NOTE: Before going on, make sure that the histoneHMM ‘bin’ directory is contained in you PATH variable (see installation instructions)

2. Run histoneHMM’s ‘call_regions’

mkdir -p step2/output/regions
wget ftp://hgdownload.cse.ucsc.edu/goldenPath/mm10/database/chromInfo.txt.gz
gunzip chromInfo.txt.gz
# we filter the chr1 only, since we only have chr1 reads
grep -w chr1 chromInfo.txt > chromInfo.chr1.txt
for i in step2/input/*.bam ; do
  prefix=step2/output/regions/$(basename $i .bam)
  histoneHMM_call_regions.R -b 2000 -c chromInfo.chr1.txt -o ${prefix} $i &> ${prefix}.debug
done

Now for each experiment, the script generated a set of files. Figure out what the different files are using the histoneHMM manual . histoneHMM fits a mixture model to the counts using an EM algorithm. The two components of the mixture reflect two parts of the histogram: one with very high signal (high counts) and one with low signal values (low counts). Now check the generated count histograms, do you observe the two parts of the mixture fit? How does the count histogram look, would you have expected something like this?

Step 3: Differential region calling

The next and last step in this pipeline is formed by the differential region calling. Here we will compare experiments of the same histone modification in different cell-lines. To perform the differential region calling with histoneHMM, we only need a file with binned count information as is created during the previous step for both experiments we want to compare.

NOTE: If you want you can redirect all output of histoneHMM using the ‘&>’ operator as we did in the previous step.

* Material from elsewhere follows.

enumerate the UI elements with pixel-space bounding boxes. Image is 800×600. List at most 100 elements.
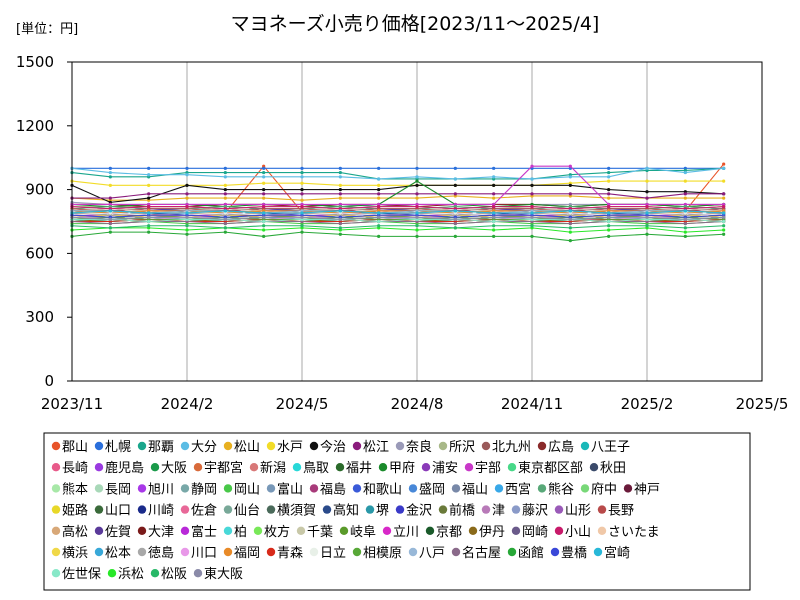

1. Call differential regions

odir=step3/output/differential
mkdir -p ${odir}
idir=step3/input/regions/

# call differential analysis for all possible comparisons
# for H3K4me3
histoneHMM_call_differential.R --sample1 LSK_H3K4me3 --sample2 CD4_H3K4me3 --outdir ${odir} ${idir}/LSK_H3K4me3.txt ${idir}/CD4_H3K4me3.txt
histoneHMM_call_differential.R --sample1 CD4_H3K4me3 --sample2 B_H3K4me3 --outdir ${odir} ${idir}/CD4_H3K4me3.txt ${idir}/B_H3K4me3.txt
histoneHMM_call_differential.R --sample1 LSK_H3K4me3 --sample2 B_H3K4me3 --outdir ${odir} ${idir}/LSK_H3K4me3.txt ${idir}/B_H3K4me3.txt

# for H3K27ac
histoneHMM_call_differential.R --sample1 LSK_H3K27ac --sample2 CD4_H3K27ac --outdir ${odir} ${idir}/LSK_H3K27ac.txt ${idir}/CD4_H3K27ac.txt
histoneHMM_call_differential.R --sample1 CD4_H3K27ac --sample2 B_H3K27ac --outdir ${odir} ${idir}/CD4_H3K27ac.txt ${idir}/B_H3K27ac.txt
histoneHMM_call_differential.R --sample1 LSK_H3K27ac --sample2 B_H3K27ac --outdir ${odir} ${idir}/LSK_H3K27ac.txt ${idir}/B_H3K27ac.txt

histoneHMM again creates several output files (check the manual do get to know those files). The infividual *.gff files contain the regions which are modified in both, none or only one of the compared experiments. For further analysis, we will only consider those regions which show an average posterior probability of at least 0.8. Also we want to make the *.gff files somewhat more convenient to deal with and convert them into *.bed files. You can do this however you want, here we will use a straight forward method using only Unix commands.

2. Filter and convert differential calls

for i in step3/output/differential/*.gff ; do
  ofile=$(dirname $i)/$(basename $i .gff).post_08.bed
  awk '{split($9,arr,";"); split(arr[1],arr2,"="); }{if(arr2[2]>=0.8) print $1 "\t" $4-1 "\t" $5}' ${i} > ${ofile}
done

The new *.bed files (with the .post_08 suffix) now contain the coordinates of the differential and modified/not modified regions for the analyzed experiment. To further get to know the results, check how many differential regions were discovered for each comparison after filtering. How many regions do you observe? Do the numbers differ between the individual histone marks? As a last step, open again IGV and load the *.bam files as before. But now also add a few of the filtered *.bed files to add tracks which show e.g. the location of the differential peaks. Now again load the region around the ZAP70 gene. Can you visually discern the differential peaks in the *.bam tracks? Do you agree with the results from histoneHMM?